No document available.
Abstract :
[en] In spite of diasporic subjectivity being recurrently conceptualised through a rhetoric of “fluidity,” “multiple affiliations” and “national non-attachment,” today’s literature of the Indian diaspora reveals that the “un-transnational” ideology of the return is still running deep in the first and second-generation migrant imaginary. Vijay Mishra’s recent attempt to explore the idea of “writing diaspora” in an analogy with writing trauma or writing mourning is illuminating in this respect, because it constitutes a theoretical framework able to bear witness to the maintenance of a diasporic imaginary structured by the loss of the Motherland, whether this loss involves firsthand experience of migration or originates from a “phantom loss” refigured by the second generation.
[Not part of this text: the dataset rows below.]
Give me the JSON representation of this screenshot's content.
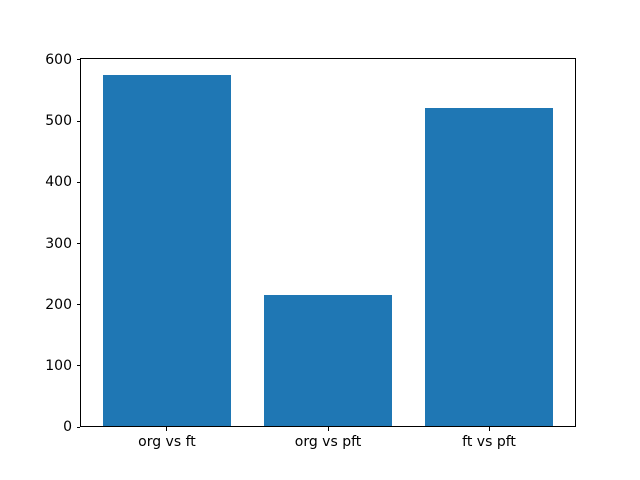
{
  "chart_data": {
    "type": "bar",
    "title": "",
    "categories": [
      "org vs ft",
      "org vs pft",
      "ft vs pft"
    ],
    "values": [
      575,
      216,
      521
    ],
    "xlabel": "",
    "ylabel": "",
    "ylim": [
      0,
      603.75
    ],
    "yticks": [
      0,
      100,
      200,
      300,
      400,
      500,
      600
    ],
    "bar_width_fraction": 0.8,
    "bar_color": "#1f77b4",
    "axis_color": "#000000",
    "background_color": "#ffffff",
    "grid": false,
    "legend": "none"
  }
}
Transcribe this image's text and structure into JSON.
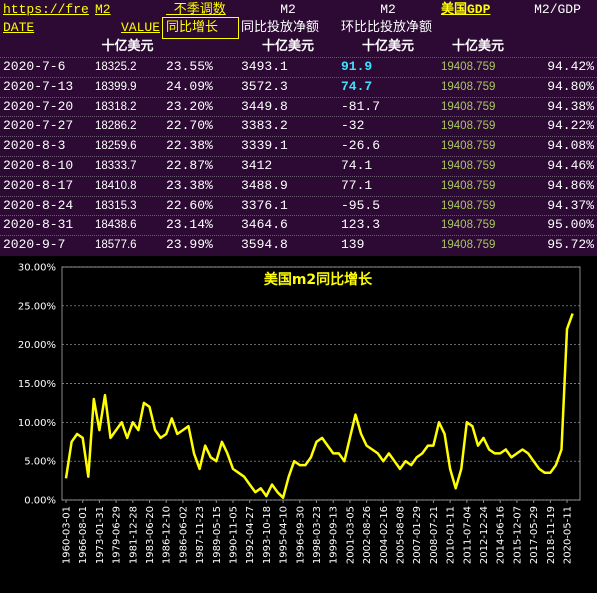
{
  "table": {
    "columns": [
      {
        "line1": "https://fre",
        "line2": "DATE"
      },
      {
        "line1": "M2",
        "line2": "VALUE",
        "unit": "十亿美元"
      },
      {
        "line1": "_不季调数",
        "line2": "同比增长"
      },
      {
        "line1": "M2",
        "line2": "同比投放净额",
        "unit": "十亿美元"
      },
      {
        "line1": "M2",
        "line2": "环比比投放净额",
        "unit": "十亿美元"
      },
      {
        "line1": "美国GDP",
        "unit": "十亿美元"
      },
      {
        "line1": "M2/GDP"
      }
    ],
    "rows": [
      [
        "2020-7-6",
        "18325.2",
        "23.55%",
        "3493.1",
        "91.9",
        "19408.759",
        "94.42%"
      ],
      [
        "2020-7-13",
        "18399.9",
        "24.09%",
        "3572.3",
        "74.7",
        "19408.759",
        "94.80%"
      ],
      [
        "2020-7-20",
        "18318.2",
        "23.20%",
        "3449.8",
        "-81.7",
        "19408.759",
        "94.38%"
      ],
      [
        "2020-7-27",
        "18286.2",
        "22.70%",
        "3383.2",
        "-32",
        "19408.759",
        "94.22%"
      ],
      [
        "2020-8-3",
        "18259.6",
        "22.38%",
        "3339.1",
        "-26.6",
        "19408.759",
        "94.08%"
      ],
      [
        "2020-8-10",
        "18333.7",
        "22.87%",
        "3412",
        "74.1",
        "19408.759",
        "94.46%"
      ],
      [
        "2020-8-17",
        "18410.8",
        "23.38%",
        "3488.9",
        "77.1",
        "19408.759",
        "94.86%"
      ],
      [
        "2020-8-24",
        "18315.3",
        "22.60%",
        "3376.1",
        "-95.5",
        "19408.759",
        "94.37%"
      ],
      [
        "2020-8-31",
        "18438.6",
        "23.14%",
        "3464.6",
        "123.3",
        "19408.759",
        "95.00%"
      ],
      [
        "2020-9-7",
        "18577.6",
        "23.99%",
        "3594.8",
        "139",
        "19408.759",
        "95.72%"
      ]
    ]
  },
  "chart_data": {
    "type": "line",
    "title": "美国m2同比增长",
    "color": "#ffff00",
    "grid": true,
    "ylim": [
      0,
      30
    ],
    "yticks": [
      {
        "value": 0,
        "label": "0.00%"
      },
      {
        "value": 5,
        "label": "5.00%"
      },
      {
        "value": 10,
        "label": "10.00%"
      },
      {
        "value": 15,
        "label": "15.00%"
      },
      {
        "value": 20,
        "label": "20.00%"
      },
      {
        "value": 25,
        "label": "25.00%"
      },
      {
        "value": 30,
        "label": "30.00%"
      }
    ],
    "categories": [
      "1960-03-01",
      null,
      null,
      "1966-08-01",
      null,
      null,
      "1973-01-31",
      null,
      null,
      "1979-06-29",
      null,
      null,
      "1981-12-28",
      null,
      null,
      "1983-06-20",
      null,
      null,
      "1986-12-10",
      null,
      null,
      "1986-06-02",
      null,
      null,
      "1987-11-23",
      null,
      null,
      "1989-05-15",
      null,
      null,
      "1990-11-05",
      null,
      null,
      "1992-04-27",
      null,
      null,
      "1993-10-18",
      null,
      null,
      "1995-04-10",
      null,
      null,
      "1996-09-30",
      null,
      null,
      "1998-03-23",
      null,
      null,
      "1999-09-13",
      null,
      null,
      "2001-03-05",
      null,
      null,
      "2002-08-26",
      null,
      null,
      "2004-02-16",
      null,
      null,
      "2005-08-08",
      null,
      null,
      "2007-01-29",
      null,
      null,
      "2008-07-21",
      null,
      null,
      "2010-01-11",
      null,
      null,
      "2011-07-04",
      null,
      null,
      "2012-12-24",
      null,
      null,
      "2014-06-16",
      null,
      null,
      "2015-12-07",
      null,
      null,
      "2017-05-29",
      null,
      null,
      "2018-11-19",
      null,
      null,
      "2020-05-11",
      null
    ],
    "values": [
      2.8,
      7.5,
      8.5,
      8,
      3,
      13,
      9,
      13.5,
      8,
      9,
      10,
      8,
      10,
      9,
      12.5,
      12,
      9,
      8,
      8.5,
      10.5,
      8.5,
      9,
      9.5,
      6,
      4,
      7,
      5.5,
      5,
      7.5,
      6,
      4,
      3.5,
      3,
      2,
      1,
      1.5,
      0.5,
      2,
      1,
      0.3,
      3,
      5,
      4.5,
      4.5,
      5.5,
      7.5,
      8,
      7,
      6,
      6,
      5,
      8,
      11,
      8.5,
      7,
      6.5,
      6,
      5,
      6,
      5,
      4,
      5,
      4.5,
      5.5,
      6,
      7,
      7,
      10,
      8.5,
      4,
      1.5,
      4,
      10,
      9.5,
      7,
      8,
      6.5,
      6,
      6,
      6.5,
      5.5,
      6,
      6.5,
      6,
      5,
      4,
      3.5,
      3.5,
      4.5,
      6.5,
      22,
      24
    ]
  }
}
Drawing on Mishra’s theorizing of the diasporic imaginary, my paper will explore Jhumpa Lahiri’s representation of the second generation’s “inheritance of loss” in “Once in a Lifetime,” the short-story opening Unaccustomed Earth’s trilogy. By narrating Hema’s and Kaushik’s parallel journey from childhood to early adulthood, Lahiri rewrites the notion of return as melancholic attachments through which the unsymbolizable gap left by the absence of the Motherland can be represented, renegotiated and perhaps then, put to rest. In my paper, I wish to show that not only does Lahiri use melancholy as a means of representing second-generation subjectivities haunted by impossible mourning and unclaimed legacies, but also that she rehabilitates the notion of return as a way of envisaging a diasporic future that is swarming with ghosts. In that sense, Lahiri illustrates that the notion of homeland and the trope of the return can also be associated with a promise of futurity.